Green Energy
Iran Charging 3 Americans with Espionage
h/t
Joshua Pundit:
Iran charges three detained Americans with espionageBy Ramin Mostafavi
TEHRAN (Reuters) - Iran has charged three detained U.S. citizens with espionage, the official IRNA news agency quoted a prosecutor as saying on Monday, but Secretary of State Hillary Clinton said there was no evidence to back the charges.
The three, Shane Bauer, 27, Sarah Shourd, 31, and Josh Fattal, 27, were held after they crossed into Iran from northern Iraq at the end of July. Their families said they strayed across the border accidentally. "The three are charged with espionage," Tehran general prosecutor Abbas Jafari Dolatabadi told IRNA. "Investigations continue into the three detained Americans in Iran."
The case comes at a time of higher tensions between Iran and the West over Tehran's nuclear plans and after Iranian officials accused foreign nations of fuelling the worst unrest for three decades that erupted after a disputed June presidential election.
The United States has sent strong messages to Iran urging the release of the three hikers, calling on the authorities to exercises "compassion" toward the three Americans.
"We believe strongly that there is no evidence to support any charge whatsoever," Clinton said in Berlin on Monday.
"And we would renew our request on behalf of these three young people and their families that the Iranian government exercise compassion and release them so they can return home, and we will continue to make that case," she added.
Iranian President Mahmoud Ahmadinejad suggested in an interview with the American television network NBC in September that the Americans' release might be linked to the release of Iranian diplomats he said were being held by U.S. troops in Iraq.
Under Iran's Islamic sharia law, espionage is a crime that is punishable by death.
Some Iranian officials linked the illegal entry of the Americans to the turmoil that erupted after Iran's June poll.
DANISH STUDENT
Ahmadinejad's re-election on June 12, sparked Iran's worst unrest since the 1979 Islamic revolution. Authorities have denied any vote-rigging and portrayed the unrest as a foreign-backed bid to undermine the Islamic state.

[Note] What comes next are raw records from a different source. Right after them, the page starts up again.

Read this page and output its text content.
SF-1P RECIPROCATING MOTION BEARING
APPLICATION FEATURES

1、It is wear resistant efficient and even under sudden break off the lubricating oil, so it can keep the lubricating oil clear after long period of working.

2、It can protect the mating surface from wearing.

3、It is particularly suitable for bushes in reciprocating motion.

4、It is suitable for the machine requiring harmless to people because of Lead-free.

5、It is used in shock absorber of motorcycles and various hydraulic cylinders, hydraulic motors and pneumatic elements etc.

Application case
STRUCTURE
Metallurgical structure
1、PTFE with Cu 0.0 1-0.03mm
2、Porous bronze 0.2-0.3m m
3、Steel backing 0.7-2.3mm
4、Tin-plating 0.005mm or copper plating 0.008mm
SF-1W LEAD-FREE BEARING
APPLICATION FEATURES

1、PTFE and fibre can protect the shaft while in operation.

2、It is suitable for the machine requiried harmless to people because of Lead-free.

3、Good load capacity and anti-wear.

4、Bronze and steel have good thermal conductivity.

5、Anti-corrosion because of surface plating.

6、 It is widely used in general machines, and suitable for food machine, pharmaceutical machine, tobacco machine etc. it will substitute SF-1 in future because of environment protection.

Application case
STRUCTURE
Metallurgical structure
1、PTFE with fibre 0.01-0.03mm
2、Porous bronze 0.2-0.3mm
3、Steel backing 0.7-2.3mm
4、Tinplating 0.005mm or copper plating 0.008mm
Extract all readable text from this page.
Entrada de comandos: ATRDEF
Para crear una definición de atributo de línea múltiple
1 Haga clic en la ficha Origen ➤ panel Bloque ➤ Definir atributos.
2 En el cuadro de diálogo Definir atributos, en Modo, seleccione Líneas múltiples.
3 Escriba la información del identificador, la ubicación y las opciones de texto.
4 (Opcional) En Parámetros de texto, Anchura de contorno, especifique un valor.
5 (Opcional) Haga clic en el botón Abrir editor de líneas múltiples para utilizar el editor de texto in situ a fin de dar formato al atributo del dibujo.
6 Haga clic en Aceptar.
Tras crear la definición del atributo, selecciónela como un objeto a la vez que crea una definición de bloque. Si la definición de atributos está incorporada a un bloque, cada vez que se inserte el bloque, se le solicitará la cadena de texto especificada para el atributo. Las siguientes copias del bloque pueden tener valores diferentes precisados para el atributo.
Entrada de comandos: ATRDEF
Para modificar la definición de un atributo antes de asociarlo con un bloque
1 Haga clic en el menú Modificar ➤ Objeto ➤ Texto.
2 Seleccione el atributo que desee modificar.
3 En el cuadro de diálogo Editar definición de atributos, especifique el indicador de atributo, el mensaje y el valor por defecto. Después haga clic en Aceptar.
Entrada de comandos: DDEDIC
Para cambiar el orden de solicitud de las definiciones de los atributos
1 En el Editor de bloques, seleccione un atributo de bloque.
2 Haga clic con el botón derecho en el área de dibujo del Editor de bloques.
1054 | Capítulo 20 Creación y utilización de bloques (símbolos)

Dolatabadi said the case of a Danish student, detained during a rally on November 4 to mark the 30th anniversary of the seizure of the U.S. embassy that also saw opposition demonstrations, was under investigation.
"This accused Danish citizen has introduced himself as a reporter but he holds no official press accreditation. Investigations about him continue," he said. "Today the Danish embassy lawyer was allowed to meet the prisoner."
Police clashed with supporters of Iran's opposition leader Mirhossein Mousavi in Tehran on Wednesday when they used the anti-U.S. rallies to revive protests against the clerical establishment after June's vote.
Iranian police detained more than 100 people for "disturbing public order" during the rally. IRNA said a reporter from Agence France Presse who was detained in the protests was among five people released on Saturday.
Clotilde Reiss, a French teaching assistant, was also arrested in Iran on spying charges on July 1 in connection with the post-vote unrest. She was released on bail in August but not allowed to leave the country.
The election and its aftermath have also exposed deep rifts over relations with the West and reform within the clerical leadership, already under international pressure over its nuclear program.
Washington fears Iran is seeking a nuclear bomb and has threatened more sanctions through the United Nations. Tehran says its nuclear program aims to generate electricity.
Iran's top authority Supreme Leader Ayatollah Ali Khamenei's deep aversion for the West blurs any prospect of a way out of the nuclear row soon or resumption of ties with Washington, which
cut relations with Iran shortly after the revolution.